И в качестве добавки:
— Тимоня, черепашка моя, быстро в рубку! Размажет по стенкам — я соскребать не буду!
Я представил свои выжатые внутренности рядом с бессмертными строками: «Несчастье будет с вами в эту ночь…» — и поспешил в рубку.
Барков уже был там — сидел смирно в крайнем правом кресле. Мне издали даже показалось, что он вроде как пребывает в бессознательном состоянии. Вообще-то, честно говоря, я не сразу разглядел Баркова, а первым делом заметил маленького утконоса, свисающего мордой вниз с потолка. Чучело! Утконос покачивался в струях воздуха из кондиционера и блестел глазами. Как, интересно, Груша тут собирается осуществлять навигацию? Ведь сушеная полувыдра чуть не половину экрана перекрывает…
Я ткнул утконоса пальцем в нос. Он оказался на удивление упругим.

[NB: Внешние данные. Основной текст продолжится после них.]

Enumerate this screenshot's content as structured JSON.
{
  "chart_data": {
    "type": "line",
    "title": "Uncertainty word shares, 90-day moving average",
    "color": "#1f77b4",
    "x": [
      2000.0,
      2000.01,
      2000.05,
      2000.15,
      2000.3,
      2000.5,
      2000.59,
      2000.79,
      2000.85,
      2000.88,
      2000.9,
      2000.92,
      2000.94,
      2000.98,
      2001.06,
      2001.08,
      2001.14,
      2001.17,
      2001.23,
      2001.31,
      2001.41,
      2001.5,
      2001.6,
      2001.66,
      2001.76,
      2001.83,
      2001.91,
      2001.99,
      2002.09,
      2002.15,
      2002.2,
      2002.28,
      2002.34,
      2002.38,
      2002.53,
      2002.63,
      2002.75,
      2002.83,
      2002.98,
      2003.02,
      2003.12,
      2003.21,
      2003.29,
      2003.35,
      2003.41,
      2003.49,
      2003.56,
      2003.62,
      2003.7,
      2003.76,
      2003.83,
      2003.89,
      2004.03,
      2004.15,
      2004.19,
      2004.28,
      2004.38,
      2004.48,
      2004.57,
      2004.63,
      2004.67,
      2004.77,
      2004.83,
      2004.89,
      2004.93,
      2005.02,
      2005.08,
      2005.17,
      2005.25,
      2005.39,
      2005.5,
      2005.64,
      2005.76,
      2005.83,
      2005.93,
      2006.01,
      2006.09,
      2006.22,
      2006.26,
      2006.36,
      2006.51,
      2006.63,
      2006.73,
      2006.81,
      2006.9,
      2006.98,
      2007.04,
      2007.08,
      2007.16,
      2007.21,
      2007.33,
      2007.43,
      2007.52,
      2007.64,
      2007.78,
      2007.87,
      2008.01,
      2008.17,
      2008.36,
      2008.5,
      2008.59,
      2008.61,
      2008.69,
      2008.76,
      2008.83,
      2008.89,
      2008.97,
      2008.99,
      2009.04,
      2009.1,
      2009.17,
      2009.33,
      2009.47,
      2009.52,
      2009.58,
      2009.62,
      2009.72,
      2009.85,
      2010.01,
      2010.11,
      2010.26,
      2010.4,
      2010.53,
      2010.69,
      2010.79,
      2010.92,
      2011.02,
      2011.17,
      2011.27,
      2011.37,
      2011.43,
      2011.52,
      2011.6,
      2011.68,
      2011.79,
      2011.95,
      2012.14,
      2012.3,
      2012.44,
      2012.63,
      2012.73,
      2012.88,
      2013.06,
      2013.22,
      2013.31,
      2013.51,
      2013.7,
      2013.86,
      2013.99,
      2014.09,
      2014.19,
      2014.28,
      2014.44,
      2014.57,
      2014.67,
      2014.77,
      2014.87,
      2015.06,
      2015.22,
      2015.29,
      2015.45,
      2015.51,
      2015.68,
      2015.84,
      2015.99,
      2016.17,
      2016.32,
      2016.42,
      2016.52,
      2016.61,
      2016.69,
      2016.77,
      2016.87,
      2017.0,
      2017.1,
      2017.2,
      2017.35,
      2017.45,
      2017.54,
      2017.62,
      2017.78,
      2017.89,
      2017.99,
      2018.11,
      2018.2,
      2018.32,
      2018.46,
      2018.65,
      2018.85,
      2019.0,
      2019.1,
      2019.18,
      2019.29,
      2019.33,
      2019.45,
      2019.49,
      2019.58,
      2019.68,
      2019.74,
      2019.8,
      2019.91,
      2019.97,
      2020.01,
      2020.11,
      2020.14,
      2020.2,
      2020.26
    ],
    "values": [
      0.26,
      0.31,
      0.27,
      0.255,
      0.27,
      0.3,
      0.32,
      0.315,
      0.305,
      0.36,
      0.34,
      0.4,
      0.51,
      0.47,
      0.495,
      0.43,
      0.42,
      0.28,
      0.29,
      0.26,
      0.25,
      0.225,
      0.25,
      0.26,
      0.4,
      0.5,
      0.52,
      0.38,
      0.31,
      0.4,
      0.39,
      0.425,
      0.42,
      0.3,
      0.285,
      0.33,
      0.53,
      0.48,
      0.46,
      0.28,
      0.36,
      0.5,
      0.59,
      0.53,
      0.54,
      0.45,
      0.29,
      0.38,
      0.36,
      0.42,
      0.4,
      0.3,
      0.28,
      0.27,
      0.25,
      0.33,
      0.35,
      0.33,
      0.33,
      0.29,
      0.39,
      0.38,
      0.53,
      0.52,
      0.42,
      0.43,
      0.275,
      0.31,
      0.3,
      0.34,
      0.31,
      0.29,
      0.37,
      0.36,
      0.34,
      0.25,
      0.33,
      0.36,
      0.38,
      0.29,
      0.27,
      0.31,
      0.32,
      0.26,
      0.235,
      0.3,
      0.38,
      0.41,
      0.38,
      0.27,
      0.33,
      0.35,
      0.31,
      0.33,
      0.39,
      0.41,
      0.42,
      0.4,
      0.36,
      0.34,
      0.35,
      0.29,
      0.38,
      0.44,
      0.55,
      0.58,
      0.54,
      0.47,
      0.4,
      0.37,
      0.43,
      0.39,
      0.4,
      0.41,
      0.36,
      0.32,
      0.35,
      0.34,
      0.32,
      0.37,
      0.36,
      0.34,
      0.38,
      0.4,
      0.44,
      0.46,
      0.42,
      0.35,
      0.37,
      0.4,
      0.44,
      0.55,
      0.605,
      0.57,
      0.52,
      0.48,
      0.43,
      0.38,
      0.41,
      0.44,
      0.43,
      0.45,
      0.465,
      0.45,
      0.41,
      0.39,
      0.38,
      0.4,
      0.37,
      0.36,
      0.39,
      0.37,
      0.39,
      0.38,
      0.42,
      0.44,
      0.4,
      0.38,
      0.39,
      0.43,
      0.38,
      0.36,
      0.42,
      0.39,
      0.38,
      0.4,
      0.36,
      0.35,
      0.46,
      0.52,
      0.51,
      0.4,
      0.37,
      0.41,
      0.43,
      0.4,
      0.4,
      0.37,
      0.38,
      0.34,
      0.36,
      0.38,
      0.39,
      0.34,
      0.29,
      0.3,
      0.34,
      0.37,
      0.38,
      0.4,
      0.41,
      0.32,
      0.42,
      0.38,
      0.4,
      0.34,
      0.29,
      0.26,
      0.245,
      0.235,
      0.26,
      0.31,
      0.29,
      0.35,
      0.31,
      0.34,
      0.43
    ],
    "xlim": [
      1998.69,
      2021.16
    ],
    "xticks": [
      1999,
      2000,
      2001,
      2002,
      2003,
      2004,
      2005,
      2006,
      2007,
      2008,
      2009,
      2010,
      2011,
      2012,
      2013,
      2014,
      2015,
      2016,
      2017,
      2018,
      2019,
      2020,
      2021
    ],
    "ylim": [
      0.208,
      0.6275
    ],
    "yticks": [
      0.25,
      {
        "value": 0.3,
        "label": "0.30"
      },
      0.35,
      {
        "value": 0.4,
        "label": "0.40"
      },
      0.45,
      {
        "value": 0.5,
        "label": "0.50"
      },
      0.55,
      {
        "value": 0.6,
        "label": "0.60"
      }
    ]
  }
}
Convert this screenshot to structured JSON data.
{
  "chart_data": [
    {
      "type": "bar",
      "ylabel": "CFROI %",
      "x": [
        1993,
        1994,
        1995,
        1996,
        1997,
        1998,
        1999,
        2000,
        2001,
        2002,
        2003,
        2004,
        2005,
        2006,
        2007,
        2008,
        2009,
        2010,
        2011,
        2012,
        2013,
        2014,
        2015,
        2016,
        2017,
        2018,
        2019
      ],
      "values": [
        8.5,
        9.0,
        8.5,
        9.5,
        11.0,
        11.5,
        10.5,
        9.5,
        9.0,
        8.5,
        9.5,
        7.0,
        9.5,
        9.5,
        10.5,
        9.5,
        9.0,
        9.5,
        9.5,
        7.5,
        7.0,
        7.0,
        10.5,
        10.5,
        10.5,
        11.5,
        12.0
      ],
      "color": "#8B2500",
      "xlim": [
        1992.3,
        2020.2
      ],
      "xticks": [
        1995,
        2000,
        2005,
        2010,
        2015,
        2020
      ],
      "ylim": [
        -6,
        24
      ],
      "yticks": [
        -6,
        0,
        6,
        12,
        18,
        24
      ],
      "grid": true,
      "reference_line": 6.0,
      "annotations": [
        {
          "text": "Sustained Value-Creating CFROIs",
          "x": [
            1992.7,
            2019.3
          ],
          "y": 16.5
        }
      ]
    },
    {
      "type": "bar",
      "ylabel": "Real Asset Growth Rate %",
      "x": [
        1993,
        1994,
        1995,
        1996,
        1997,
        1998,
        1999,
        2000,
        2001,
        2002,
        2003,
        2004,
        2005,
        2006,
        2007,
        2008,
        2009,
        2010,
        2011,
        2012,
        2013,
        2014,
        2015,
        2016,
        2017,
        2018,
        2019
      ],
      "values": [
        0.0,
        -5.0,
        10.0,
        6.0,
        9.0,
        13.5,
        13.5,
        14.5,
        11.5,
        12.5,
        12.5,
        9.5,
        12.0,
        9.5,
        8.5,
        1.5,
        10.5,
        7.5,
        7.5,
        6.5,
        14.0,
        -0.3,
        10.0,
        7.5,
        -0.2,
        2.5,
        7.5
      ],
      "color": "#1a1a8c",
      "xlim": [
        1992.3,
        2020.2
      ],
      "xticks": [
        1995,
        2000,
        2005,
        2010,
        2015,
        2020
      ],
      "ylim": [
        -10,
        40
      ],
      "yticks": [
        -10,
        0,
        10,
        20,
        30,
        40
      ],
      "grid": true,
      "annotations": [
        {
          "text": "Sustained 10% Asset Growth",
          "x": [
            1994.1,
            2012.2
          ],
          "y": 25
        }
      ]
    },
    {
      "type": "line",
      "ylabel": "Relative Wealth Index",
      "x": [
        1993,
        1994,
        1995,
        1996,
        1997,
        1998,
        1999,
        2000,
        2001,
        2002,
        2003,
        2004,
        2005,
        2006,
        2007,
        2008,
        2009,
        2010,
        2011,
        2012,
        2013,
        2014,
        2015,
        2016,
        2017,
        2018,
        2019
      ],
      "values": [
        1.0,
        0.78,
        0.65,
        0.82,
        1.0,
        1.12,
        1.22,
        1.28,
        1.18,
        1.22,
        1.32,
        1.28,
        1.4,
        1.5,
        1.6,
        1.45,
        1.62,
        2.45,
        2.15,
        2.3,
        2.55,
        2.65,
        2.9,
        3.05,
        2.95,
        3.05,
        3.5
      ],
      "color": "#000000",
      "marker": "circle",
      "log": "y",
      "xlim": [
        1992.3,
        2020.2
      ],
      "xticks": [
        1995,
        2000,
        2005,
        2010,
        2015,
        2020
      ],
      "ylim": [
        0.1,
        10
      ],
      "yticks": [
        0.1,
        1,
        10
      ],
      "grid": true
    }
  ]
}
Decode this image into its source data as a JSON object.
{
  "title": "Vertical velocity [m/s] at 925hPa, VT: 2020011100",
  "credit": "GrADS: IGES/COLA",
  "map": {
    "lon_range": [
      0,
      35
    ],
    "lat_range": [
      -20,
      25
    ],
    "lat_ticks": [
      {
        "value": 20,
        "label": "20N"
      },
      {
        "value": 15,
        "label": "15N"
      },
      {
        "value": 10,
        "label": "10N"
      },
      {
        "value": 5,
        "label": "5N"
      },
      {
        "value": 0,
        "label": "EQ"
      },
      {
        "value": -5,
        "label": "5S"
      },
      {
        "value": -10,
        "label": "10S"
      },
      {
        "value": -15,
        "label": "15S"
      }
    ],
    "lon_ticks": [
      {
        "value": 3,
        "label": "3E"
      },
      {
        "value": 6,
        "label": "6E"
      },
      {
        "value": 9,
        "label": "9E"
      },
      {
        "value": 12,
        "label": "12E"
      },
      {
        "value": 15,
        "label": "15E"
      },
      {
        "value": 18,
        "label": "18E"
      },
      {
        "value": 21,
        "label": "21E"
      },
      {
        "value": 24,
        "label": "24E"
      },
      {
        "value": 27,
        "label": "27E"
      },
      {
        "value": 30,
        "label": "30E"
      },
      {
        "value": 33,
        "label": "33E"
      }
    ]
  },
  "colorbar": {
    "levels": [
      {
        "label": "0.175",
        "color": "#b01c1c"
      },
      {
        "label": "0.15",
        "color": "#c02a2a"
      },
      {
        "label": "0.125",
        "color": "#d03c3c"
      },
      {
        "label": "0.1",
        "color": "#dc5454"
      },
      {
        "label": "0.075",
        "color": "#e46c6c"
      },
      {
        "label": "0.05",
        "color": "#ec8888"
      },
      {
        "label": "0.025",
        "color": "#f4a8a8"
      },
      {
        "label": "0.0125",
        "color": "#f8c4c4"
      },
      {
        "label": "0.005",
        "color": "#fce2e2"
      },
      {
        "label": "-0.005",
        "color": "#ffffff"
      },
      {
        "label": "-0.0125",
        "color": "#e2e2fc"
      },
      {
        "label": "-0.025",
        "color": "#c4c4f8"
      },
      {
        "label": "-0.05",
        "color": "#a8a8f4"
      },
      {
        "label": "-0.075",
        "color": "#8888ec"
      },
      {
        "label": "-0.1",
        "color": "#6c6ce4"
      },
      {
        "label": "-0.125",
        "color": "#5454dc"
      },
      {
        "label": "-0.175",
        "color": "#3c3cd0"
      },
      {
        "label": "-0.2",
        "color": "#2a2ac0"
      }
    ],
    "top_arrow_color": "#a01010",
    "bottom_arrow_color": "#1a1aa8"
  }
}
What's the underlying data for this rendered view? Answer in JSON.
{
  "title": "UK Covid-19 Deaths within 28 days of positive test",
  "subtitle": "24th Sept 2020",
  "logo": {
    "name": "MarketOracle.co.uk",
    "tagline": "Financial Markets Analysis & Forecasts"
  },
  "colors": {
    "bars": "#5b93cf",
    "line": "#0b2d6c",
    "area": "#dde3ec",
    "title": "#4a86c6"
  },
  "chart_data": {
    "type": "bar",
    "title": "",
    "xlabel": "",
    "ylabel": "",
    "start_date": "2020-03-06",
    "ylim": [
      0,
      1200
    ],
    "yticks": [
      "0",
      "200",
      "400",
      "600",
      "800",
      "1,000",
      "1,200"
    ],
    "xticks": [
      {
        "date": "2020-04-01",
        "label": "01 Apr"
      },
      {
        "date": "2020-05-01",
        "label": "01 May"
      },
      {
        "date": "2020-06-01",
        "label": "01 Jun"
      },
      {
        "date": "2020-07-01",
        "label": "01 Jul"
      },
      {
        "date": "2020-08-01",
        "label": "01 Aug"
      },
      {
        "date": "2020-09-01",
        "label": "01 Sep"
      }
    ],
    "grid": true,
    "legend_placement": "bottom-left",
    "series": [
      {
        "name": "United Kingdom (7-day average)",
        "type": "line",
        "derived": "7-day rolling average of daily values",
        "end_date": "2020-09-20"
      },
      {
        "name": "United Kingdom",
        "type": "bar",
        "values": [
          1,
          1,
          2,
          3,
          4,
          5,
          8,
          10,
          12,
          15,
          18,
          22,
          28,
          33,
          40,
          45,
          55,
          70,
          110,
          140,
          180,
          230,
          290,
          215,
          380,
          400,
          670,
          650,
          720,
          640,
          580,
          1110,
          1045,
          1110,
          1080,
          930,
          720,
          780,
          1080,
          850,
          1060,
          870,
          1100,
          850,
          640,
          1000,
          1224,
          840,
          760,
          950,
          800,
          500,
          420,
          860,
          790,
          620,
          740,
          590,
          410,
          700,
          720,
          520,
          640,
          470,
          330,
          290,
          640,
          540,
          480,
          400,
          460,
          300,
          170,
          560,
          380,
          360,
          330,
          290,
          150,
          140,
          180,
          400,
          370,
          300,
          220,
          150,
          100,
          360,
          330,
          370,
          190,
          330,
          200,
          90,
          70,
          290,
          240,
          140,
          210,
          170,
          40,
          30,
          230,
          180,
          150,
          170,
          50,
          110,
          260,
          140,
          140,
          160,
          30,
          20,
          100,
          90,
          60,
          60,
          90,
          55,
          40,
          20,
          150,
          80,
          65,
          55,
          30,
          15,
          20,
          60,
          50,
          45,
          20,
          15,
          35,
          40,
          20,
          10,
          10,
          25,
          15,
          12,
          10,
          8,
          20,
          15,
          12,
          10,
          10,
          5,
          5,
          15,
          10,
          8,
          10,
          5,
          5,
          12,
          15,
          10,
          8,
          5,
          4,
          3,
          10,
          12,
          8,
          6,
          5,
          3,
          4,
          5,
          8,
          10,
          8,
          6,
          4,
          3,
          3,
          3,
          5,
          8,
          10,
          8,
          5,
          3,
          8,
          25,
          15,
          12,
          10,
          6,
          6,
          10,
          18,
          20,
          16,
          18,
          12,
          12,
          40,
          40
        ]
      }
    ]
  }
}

— Твой, что ли? — спросил Баркова.
— Не, Лины.
Оказывается, сокращенное от Аполлинарии — Лина. Интересно, а мне ее так можно называть? Нет, мне, наверное, нельзя…
— И зачем тут сушеный недозверь нужен? — задал я вполне логичный вопрос.
— Не знаю, — осторожно сказал Барков. — Может, для того, чтобы сглаз отваживать?
— Что отваживать? — не понял я.
— Сглаз.
— Что такое «сглаз»? — снова не понял я.
— Сглаз — это когда к тебе неудачи привязываются, — пояснил Барков. — Видимо, Лина увлекается мистикой. А может, и нет.
— Чем?
— Мистикой. Если хочешь, я расскажу…
Рассказать Барков не успел — в рубку протиснулась обладательница мумифицированного яйцекладущего млекопитающего. Интересно, что у них на «Блэйке» произошло, если Барков знает про какие-то там сглазы? Я вот не знаю. Надо будет как-нибудь расспросить его поподробнее.
Груша с трудом уместилась в центральном кресле и приняла шкиперский вид. Наверное, сейчас толканет какую-нибудь затертую космическую присказку, типа «спокойной плазмы», или «семь футов под килем», или даже «порвем пространство на британский флаг»…
И Груша меня не подвела.
— Ну что, покойнички, полетели? — спросила она и, не дожидаясь ответа, активизировала автопилот.